Here are some of the actions we have implemented to date, to start to address the issue from within:
- We have signed the BITC’s Race at Work Charter, making a clear commitment to tackle the barriers that ethnic minorities face in recruitment and progression.
- We’ve captured our ethnicity data, which we will use to monitor progress going forward.
- We have reviewed the recruitment agencies we work with to reinforce our commitments and to ensure that we’re working with partners who hold similar values, and agree to support our commitments and efforts.
- We’ll be completing an Equality, Diversity & Inclusivity survey annually, so we can see who is underrepresented in the business and what our targets should be.
- Our Customer Services team have received training on how to handle racist and discriminatory conversations, challenging where deeming appropriate.
- Diversity and inclusivity are key considerations in every piece of content produced by our Content and Creative team.
- All content relating to world food or global recipes is internally peer-reviewed before public sharing.
- Our followers are regularly audited, and our Community Management team follow a diverse and inclusive mix of accounts.
- Marketing content requests (e.g. for ideas, pictures, videos clips) are emailed to the entire company so that everyone has the opportunity to contribute.
- We’ve made sure to cultivate a diverse influencer programme.
- Our Recipe Team are continuously updating our content and completing a recipe inclusivity audit – with inclusivity and diversity being key objectives in every new recipe created.
- We have completed an audit of staff photography to make sure this reflects our current team accurately.

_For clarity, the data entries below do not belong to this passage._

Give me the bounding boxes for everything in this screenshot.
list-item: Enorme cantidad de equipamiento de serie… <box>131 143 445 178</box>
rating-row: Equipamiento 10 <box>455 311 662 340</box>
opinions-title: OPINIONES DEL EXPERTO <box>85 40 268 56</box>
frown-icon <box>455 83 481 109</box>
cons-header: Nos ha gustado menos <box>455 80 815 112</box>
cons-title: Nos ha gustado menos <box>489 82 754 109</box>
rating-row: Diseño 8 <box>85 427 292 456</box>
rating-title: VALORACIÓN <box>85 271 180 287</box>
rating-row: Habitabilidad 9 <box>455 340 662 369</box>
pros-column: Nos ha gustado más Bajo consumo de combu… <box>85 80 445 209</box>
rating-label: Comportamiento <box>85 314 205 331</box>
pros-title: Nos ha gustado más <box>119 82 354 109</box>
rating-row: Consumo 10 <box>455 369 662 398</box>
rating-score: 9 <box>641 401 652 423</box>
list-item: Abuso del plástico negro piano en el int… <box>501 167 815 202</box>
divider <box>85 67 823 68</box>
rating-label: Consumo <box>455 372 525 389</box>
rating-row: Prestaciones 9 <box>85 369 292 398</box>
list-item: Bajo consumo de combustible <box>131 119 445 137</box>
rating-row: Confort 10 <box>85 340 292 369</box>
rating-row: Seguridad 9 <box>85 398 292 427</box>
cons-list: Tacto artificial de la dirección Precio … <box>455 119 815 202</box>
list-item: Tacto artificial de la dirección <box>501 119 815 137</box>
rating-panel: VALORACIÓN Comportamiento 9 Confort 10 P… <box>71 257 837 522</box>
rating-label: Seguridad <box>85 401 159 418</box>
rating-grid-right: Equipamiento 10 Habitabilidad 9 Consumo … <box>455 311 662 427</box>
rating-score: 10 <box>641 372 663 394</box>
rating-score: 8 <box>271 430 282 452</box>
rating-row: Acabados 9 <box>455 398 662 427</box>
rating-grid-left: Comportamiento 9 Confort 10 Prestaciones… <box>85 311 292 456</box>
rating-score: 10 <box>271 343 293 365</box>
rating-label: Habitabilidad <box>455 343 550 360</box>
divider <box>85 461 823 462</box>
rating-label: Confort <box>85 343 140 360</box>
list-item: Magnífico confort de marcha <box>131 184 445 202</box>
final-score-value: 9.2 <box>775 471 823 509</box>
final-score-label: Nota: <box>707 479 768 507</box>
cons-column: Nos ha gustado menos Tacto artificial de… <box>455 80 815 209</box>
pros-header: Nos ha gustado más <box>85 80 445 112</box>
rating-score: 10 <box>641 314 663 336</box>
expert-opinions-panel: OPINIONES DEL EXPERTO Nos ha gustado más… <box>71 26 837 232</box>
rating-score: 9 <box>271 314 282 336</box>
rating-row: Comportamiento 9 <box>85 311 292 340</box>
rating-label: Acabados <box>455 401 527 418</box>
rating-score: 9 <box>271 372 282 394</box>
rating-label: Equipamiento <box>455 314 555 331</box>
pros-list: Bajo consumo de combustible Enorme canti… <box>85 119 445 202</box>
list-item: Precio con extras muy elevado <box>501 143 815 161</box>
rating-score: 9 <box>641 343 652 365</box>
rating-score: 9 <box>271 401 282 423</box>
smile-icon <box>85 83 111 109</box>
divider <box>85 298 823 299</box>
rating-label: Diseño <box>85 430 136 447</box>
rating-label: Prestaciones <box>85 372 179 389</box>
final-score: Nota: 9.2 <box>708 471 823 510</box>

- We are undertaking a review of our website to ensure that we are communicating our values clearly.
- Going forward, at least 10% of our charity initiatives each year will be BAME-focussed.
As well as raising over £4,500 across the last 12 months, our very own Grocery Technologist Carrie Trewern ran the Virgin Money London Marathon on the 3rd October to raise funds for Blueprint for All’s vital programmes.
Carrie tells us: “Although training for the Marathon has been undoubtably tough at times, it has been made so much easier knowing that the money raised will be making a positive impact on people’s lives. Blueprint For All’s work to ultimately help to create a fairer society tackles key areas of inequality – including career opportunities and progression as well as access to appropriate sexual health services. Tackling these areas not only has an impact on the lives of the individuals affected, but also helps to create a more inclusive culture in society as a whole.
“The fact that Abel & Cole have partnered with Blueprint for All makes me glad to be part of a company that sees the value in creating positive change, and the importance of a diverse and inclusive society and workforce.”